China’s perceived tightening grip over the city has stoked tensions in recent years, including the ‘Occupy Central’ movement in 2014 that blocked major roads for nearly three months in a failed bid to pressure Beijing to allow full democracy.
More recent efforts to find ways of cracking down on the independence movement follows a warning last year from President Xi Jinping during a visit to the city that any attempt to endanger China’s sovereignty crossed a ‘red line’.
Continuing the fight: Mr Chan, pictured speaking during a rally in 2016, said he would never stop fight for ‘freedom, human rights, equality and dignity’
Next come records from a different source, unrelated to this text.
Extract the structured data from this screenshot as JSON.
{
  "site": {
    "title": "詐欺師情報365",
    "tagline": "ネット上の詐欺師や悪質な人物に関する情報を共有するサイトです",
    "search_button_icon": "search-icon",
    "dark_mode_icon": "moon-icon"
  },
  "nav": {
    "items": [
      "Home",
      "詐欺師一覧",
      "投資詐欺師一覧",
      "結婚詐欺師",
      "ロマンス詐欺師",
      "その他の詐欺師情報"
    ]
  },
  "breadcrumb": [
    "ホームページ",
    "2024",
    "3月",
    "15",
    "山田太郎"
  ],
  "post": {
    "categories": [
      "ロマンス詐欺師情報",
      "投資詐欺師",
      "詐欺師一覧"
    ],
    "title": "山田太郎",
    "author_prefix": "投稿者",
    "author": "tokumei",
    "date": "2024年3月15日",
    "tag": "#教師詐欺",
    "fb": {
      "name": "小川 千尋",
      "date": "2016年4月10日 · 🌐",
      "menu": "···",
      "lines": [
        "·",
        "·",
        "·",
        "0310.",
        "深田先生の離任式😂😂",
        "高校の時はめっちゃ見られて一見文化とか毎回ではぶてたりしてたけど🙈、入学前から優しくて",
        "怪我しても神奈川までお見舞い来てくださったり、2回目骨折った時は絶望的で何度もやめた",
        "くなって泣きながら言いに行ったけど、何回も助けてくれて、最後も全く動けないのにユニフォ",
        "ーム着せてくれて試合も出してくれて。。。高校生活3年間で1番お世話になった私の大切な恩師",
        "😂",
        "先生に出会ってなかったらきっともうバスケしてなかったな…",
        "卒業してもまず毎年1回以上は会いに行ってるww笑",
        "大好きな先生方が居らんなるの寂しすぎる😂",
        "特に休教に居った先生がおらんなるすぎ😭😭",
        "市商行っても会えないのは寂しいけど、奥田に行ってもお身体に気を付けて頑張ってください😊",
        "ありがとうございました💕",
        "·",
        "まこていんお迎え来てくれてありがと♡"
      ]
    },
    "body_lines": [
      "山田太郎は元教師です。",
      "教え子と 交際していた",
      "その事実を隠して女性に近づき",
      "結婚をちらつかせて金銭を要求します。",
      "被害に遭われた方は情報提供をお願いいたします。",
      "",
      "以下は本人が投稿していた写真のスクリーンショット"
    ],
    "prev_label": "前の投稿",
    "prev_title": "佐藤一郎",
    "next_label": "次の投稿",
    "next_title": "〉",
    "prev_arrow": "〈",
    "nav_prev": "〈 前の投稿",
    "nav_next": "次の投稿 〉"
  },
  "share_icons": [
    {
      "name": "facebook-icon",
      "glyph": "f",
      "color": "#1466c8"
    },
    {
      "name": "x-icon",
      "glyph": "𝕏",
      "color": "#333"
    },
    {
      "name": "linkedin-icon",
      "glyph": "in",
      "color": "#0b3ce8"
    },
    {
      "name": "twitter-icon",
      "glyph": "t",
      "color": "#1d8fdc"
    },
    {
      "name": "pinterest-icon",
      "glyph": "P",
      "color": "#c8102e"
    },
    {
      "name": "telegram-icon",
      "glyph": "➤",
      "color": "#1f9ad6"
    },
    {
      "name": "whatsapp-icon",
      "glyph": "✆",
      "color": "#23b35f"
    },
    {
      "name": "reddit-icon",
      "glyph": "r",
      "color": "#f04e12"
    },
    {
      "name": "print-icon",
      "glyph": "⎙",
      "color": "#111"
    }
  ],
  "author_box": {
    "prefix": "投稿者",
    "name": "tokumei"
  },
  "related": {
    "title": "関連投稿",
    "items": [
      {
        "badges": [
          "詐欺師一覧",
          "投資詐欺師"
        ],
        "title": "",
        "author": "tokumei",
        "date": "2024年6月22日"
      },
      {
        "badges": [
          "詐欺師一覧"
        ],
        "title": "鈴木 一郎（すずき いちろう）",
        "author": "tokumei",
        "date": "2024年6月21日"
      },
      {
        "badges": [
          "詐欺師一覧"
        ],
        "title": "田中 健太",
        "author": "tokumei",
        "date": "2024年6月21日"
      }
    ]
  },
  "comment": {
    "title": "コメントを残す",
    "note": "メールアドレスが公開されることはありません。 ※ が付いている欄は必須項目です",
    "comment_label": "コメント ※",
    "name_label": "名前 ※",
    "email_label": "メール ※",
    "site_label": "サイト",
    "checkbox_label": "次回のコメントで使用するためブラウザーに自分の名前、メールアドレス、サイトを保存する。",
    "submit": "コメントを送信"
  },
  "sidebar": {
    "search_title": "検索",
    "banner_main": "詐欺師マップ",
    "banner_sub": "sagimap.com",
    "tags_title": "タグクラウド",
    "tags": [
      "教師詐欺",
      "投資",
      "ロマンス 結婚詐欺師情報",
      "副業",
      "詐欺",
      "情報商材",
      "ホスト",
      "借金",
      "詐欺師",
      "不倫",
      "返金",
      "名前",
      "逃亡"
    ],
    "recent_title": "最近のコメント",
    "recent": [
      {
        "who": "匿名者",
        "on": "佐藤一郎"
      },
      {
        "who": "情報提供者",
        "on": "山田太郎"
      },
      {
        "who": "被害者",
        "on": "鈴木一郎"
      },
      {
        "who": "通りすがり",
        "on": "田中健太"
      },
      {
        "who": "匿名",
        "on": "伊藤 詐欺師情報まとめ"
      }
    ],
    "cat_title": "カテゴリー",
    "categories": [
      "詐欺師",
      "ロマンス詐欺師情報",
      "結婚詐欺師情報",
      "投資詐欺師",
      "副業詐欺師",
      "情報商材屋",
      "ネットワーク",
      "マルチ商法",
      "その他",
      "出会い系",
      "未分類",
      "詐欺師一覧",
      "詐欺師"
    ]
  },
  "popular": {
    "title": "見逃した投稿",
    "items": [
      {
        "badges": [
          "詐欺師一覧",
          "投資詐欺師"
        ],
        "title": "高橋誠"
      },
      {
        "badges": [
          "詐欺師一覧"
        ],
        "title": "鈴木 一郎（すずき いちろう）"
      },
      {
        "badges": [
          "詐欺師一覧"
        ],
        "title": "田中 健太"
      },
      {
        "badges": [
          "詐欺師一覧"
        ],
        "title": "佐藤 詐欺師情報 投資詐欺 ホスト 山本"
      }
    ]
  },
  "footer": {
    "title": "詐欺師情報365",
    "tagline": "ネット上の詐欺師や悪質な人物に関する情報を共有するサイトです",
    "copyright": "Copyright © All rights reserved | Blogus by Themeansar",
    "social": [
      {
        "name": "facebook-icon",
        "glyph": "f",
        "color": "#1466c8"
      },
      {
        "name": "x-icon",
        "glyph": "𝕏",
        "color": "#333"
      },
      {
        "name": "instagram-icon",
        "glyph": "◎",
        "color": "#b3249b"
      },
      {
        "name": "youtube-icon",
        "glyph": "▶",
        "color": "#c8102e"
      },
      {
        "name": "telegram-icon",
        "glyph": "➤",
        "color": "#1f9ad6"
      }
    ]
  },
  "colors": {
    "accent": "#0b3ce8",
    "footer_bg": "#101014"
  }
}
Hong Kong’s nascent independence movement shows little sign of generating widespread public support but the government’s move in July to announce it was considering a ban on the Hong Kong National Party propelled its leader, Andy Chan, to prominence.
Hong Kong is governed under a ‘one country, two systems’ principle which allows the global financial hub a high degree of autonomy and freedoms not enjoyed in China, including an independent legal system and freedoms of speech and assembly.
The 28-year-old Chan has been widely quoted in local and international media in recent weeks. In August, he spoke at Hong Kong’s Foreign Correspondent’s Club, a move condemned by the Chinese Foreign Ministry and locally-based Chinese officials.
‘I will never stop in my pursuit of freedom, human rights, equality and dignity,’ Chan told Reuters earlier.
He could not be reached for comment on Monday, while some media reports said he was considering a legal appeal.
China’s central government backed Monday’s ban, with a spokesperson for the State Council’s Hong Kong and Macau Affairs Office expressing ‘resolute support’, the Xinhua news agency reported.
The central government supported the Hong Kong authorities in punishing any acts that jeopardised national security and had zero tolerance for any organisations preaching Hong Kong independence or engaging in activities of splitting the country, Xinhua quoted the spokesperson as saying.